DIAGRAMS OF EARLY ATTEMPTS TO UTILIZE THE POWER OF STEAM.
Two attempts to give rotation to a mechanical apparatus through the action of heated air or steam. Nothing practical came of either effort, but the mechanisms depicted are of historical interest.
It will be noted that Papin's invention antedated that of Savery; to the Frenchman, therefore, must be given the credit of hitting upon two important principles which made feasible the modern steam engine. Papin constructed a model consisting of a small cylinder in which a solid piston worked. In the cylinder beneath the piston was placed a small quantity of water, which, when the cylinder was heated, was turned into steam, the elastic force of which raised the piston.
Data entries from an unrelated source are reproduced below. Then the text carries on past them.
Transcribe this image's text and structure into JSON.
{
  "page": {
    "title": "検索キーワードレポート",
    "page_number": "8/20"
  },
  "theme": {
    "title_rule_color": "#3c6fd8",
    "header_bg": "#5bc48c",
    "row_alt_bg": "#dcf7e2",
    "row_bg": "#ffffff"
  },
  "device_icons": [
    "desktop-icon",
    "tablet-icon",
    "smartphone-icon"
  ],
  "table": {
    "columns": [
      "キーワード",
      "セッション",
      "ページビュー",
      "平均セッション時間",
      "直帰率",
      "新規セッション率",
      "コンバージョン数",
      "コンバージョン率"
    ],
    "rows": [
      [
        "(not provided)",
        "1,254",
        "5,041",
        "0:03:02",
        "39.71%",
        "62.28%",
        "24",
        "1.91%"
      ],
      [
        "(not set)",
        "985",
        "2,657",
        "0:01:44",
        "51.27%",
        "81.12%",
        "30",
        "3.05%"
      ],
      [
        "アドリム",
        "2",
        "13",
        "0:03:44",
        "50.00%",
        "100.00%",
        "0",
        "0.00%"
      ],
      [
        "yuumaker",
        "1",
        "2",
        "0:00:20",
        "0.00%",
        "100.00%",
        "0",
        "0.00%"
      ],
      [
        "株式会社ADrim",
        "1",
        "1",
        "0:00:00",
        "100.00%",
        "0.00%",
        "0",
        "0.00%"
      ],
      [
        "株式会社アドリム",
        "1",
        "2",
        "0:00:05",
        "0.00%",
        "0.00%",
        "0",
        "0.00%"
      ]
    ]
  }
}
The cylinder was then cooled by removing the fire, when the steam condensed, thus creating a vacuum in the cylinder, into which the piston was forced by the pressure of the atmosphere.
Such an apparatus seems crude enough, yet it incorporates the essential principles, and required but the use of ingenuity in elaborating details of the mechanism, to make a really efficient steam engine. It would appear, however, that Papin was chiefly interested in the theoretical, rather than in the really practical side of the question, and there is no evidence of his having produced a working machine of practical power, until after such machines worked by steam had been constructed elsewhere.